The cost of fraud has increased in 2018 as the rise of digital lending brings unique fraud prevention challenges, according to the “True Cost of Fraud” study on lending released by LexisNexis Risk Solutions.
According to the LexisNexis Fraud Multiplier, for every dollar of fraud, lenders incur $3.05 in costs, compared to $2.82 in 2017, an 8.1% increase. Larger digital lenders, with at least $50 million in annual revenue, are hit hardest by fraud, incurring $3.37 in costs, which is up from $3.07 in 2017.

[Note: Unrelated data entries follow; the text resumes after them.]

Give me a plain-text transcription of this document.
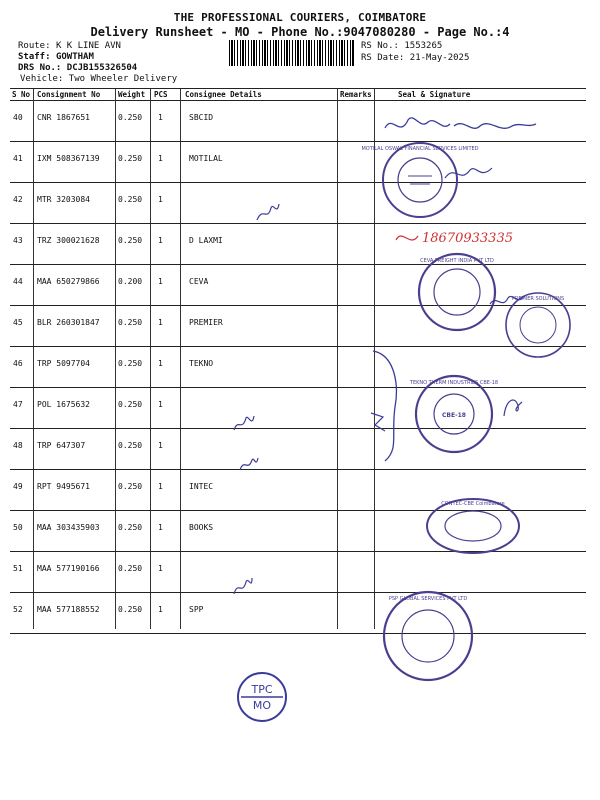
THE PROFESSIONAL COURIERS, COIMBATORE
Delivery Runsheet - MO - Phone No.:9047080280 - Page No.:4
Route: K K LINE AVN
Staff: GOWTHAM
DRS No.: DCJB155326504
Vehicle: Two Wheeler Delivery
RS No.: 1553265
RS Date: 21-May-2025
S No Consignment No Weight PCS Consignee Details	Remarks	Seal & Signature
40 CNR 1867651	0.250 1	SBCID
41 IXM 508367139 0.250 1	MOTILAL
42 MTR 3203084	0.250 1
43 TRZ 300021628 0.250 1	D LAXMI
44 MAA 650279866 0.200 1	CEVA
45 BLR 260301847 0.250 1	PREMIER
46 TRP 5097704	0.250 1	TEKNO
47 POL 1675632	0.250 1
48 TRP 647307	0.250 1
49 RPT 9495671	0.250 1	INTEC
50 MAA 303435903 0.250 1	BOOKS
51 MAA 577190166 0.250 1
52 MAA 577188552 0.250 1	SPP
MOTILAL OSWAL FINANCIAL SERVICES LIMITED
CEVA FREIGHT INDIA PVT LTD
PREMIER SOLUTIONS
CBE-18
TEKNO THERM INDUSTRIES CBE-18
CONTEC-CBE Coimbatore
PSP GLOBAL SERVICES PVT LTD
TPC
MO
18670933335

The 2018 study surveyed 186 risk and fraud executives at various lending institutions, including mortgage companies, auto lenders, non-bank personal loan issuers, non-bank credit card issuers, and finance companies.
According to the study, 54% of risk and fraud executives at large digital lenders state that verification of customer identity is their largest challenge. This is especially true of verification through the online channel.
Large digital lenders with international transactions also attributed nearly 40% of their fraud losses to their non-domestic business. Fraud that originates in Asia represents 57% of the total international fraud expenses for these lenders.
“While the rise of digital lending has given the lending industry exciting new methods of reaching consumers, it also has brought unique fraud prevention challenges,” said Kimberly Sutherland, senior director of fraud and identity management strategy at LexisNexis Risk Solutions. “Areas like customer identity verification and synthetic identity fraud are key challenges for lenders, as they seek to reduce the risk of customer friction, while still maintaining rigorous fraud and identity standards. It is crucial that lenders use not just a large number of tools in their fight against fraud, but layer in the right combination of tools.”